260. Integrating Mechanical and Reduced Chemical Weed Control in Conservation Tillage Corn

• Authors:
  • Bates, R. T.
  • Gallagher, R. S.
  • Curran, W. S.
  • Harper, J. K.
• Source: Agronomy Journal
• Volume: 104
• Issue: 2
• Year: 2012
• Summary: Conservation tillage for corn (Zea mays L.) production has greatly reduced the soil erosion potential in these systems, but relies heavily on herbicides to manage weeds. Overreliance on herbicides can lead to the development of herbicide-resistant weed communities and increase the risk of ground and surface water contamination by residual herbicides. This study evaluates the integration of various mechanical soil/weed management implements and herbicide programs for surface residue cover, weed control, corn productivity, and economic net returns.
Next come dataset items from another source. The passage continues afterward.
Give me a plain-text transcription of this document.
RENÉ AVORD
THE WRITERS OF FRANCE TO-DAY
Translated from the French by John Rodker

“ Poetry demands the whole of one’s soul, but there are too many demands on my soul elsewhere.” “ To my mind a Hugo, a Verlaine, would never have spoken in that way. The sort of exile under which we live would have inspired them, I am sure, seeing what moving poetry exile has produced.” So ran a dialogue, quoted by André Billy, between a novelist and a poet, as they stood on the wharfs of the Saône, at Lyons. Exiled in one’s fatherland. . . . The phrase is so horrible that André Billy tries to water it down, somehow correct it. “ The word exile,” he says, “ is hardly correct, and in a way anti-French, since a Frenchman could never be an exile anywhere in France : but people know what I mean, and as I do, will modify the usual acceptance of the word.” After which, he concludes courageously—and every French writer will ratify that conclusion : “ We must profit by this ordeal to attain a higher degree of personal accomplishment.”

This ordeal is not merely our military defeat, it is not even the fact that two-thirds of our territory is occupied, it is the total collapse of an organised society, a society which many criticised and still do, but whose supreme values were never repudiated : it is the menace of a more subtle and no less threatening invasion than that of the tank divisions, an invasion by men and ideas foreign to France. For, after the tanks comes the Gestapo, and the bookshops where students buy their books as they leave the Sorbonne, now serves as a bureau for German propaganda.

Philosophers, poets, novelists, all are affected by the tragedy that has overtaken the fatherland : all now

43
A pre-plant vertical coulter/rotary harrow tended to control small annual weeds as well as a standard burn down herbicide program, but reduced surface residue cover by 15% compared to the no-till check treatments. The high residue rotary hoe had little effect on surface residue cover, but provided inconsistent early-season weed control. The high residue inter-row cultivator resulted in 23% residue cover compared to 50% in the no-till treatments, but reduced weed biomass by 53% without any supplemental residual herbicides and 88% with a banded residual herbicide compared to the weedy check treatment. Crop productivity and net return data suggest that integrating the vertical coulter/rotary harrow, high residue cultivator, and banded residual herbicide program could reduce herbicide ai rates by 70% and still achieve similar corn yields and economic returns as the herbicide intensive systems. Such integrated mechanical-chemical systems will increase the crop management complexity for farmers, which may hinder adoption. Soil erosion potential of the integrated systems requires further in-depth evaluation.